The teaser trailer:

From the trailer, it’s clear that the film is going to be a visual treat — no lack of vibrancy and colours in this one. What’s not clear though, is the storyline. We decided to take a quick dive into Indian history to uncover the actual story of Bajirao Mastani. So here goes.

Who was Bajirao?

Bajirao was a Peshwa (Prime Minister) to the fourth Maratha emperor, Chhatrapati Shahu Raje Bhonsle. As a general, he led his troops in over 41 battles and never lost a war. Through these battles, he expanded the Maratha empire into the north and strengthened its hold over its territories.

He was raised a Brahmin (the priestly class), and so was expected to perform priestly duties when he grew up. But recognizing his abilities early, emperor Shahu Maharaj made him Peshwa after the death of his father. He was just 20 years old at the time. He then made this extraordinary opportunity count by expanding the Maratha empire with the help of some valiant fighting, smart strategy, and inspiring leadership.

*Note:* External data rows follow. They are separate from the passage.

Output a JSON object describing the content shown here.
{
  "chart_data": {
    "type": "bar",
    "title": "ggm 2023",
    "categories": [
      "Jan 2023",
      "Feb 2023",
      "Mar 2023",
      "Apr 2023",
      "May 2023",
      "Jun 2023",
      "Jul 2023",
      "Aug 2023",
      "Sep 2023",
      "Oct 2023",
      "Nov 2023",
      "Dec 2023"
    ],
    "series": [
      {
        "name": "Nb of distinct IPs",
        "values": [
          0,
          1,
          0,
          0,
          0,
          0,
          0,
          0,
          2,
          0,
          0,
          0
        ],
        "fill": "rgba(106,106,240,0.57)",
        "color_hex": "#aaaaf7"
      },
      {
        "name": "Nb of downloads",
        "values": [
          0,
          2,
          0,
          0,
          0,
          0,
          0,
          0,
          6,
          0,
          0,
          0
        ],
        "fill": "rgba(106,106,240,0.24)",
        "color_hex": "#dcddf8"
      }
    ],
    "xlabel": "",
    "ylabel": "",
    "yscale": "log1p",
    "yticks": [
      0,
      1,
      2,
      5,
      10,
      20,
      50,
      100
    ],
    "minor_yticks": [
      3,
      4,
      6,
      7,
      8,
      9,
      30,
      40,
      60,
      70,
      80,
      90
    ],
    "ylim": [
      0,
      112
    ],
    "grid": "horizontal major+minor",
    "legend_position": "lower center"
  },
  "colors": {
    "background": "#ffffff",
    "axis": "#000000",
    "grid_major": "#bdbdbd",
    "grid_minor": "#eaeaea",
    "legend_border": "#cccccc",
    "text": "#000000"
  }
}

Image Source: Wikimedia Commons

Who was Mastani?

Mastani was the daughter of a Hindu king, Maharaja Chhatrasal Bundela, and a Muslim court dancer, Ruhaani Bai. She was trained in politics, martial arts, household work, and was known to be extremely beautiful. Like her mother, she became a dancer.


Image Source: Mughal School/Wikimedia Commons

How They Came Together

Mastani’s father, Maharaja Chhatrasal’s kingdom was once under threat. To protect his family and kingdom, he called Bajirao for help, who then came and saved them. Feeling indebted for this enormous favor, Mastani’s father gifted him his daughter. Bajirao fell in love with Mastani almost immediately, and in spite of being married to Kashibai, married her and took her in as his second wife.

The Turning Point

Bajirao’s mother, Radhabai, and the Brahmin community in his kingdom were infuriated at this — Mastani was a half-Muslim and a court dancer. How could she live in the same house as Bajirao’s wife Kashibai, they wondered.

Sometime later, both Kashibai and Mastani gave birth just a few months apart. While everyone was happy for Kashibai, Mastani’s son was not accepted by the Brahmin community and was raised a Muslim — they named him Shamsher Bahadur.

Soon, another tragedy struck — the death of Kashibai’s son at a young age. So while Kashibai was coping with the loss of her child, Mastani was becoming more and more influential in the kingdom. This infuriated her. And it didn’t help seeing Mastani’s young, able boy.

Bajirao’s family used Kashibai’s brewing anger and turned her against Mastani. Together they plotted several ways to kill her. After these attempts failed, Bajirao’s brother asked her to go into exile. She refused. Then, Bajirao’s son Balaji put her under house arrest, as this seemed like the best way to keep her away. This happened when Bajirao was out on a military campaign.

After Bajirao got back, he created a separate room in the palace for Mastani to live in — it was called Mastani Mahal. She lived here for a while, but Bajirao’s family relented with their anger and hatred towards her. Bajirao then built a separate residence for Mastani.

Over time, news broke out that Bajirao had died of a fever — many say it was a heatstroke — during a military campaign in Khargon, near Indore. This crushed Mastani, as she immediately committed suicide by consuming poison. Kashibai then took it upon herself to raise Mastani’s six-year-old son Shamsher Bahadur.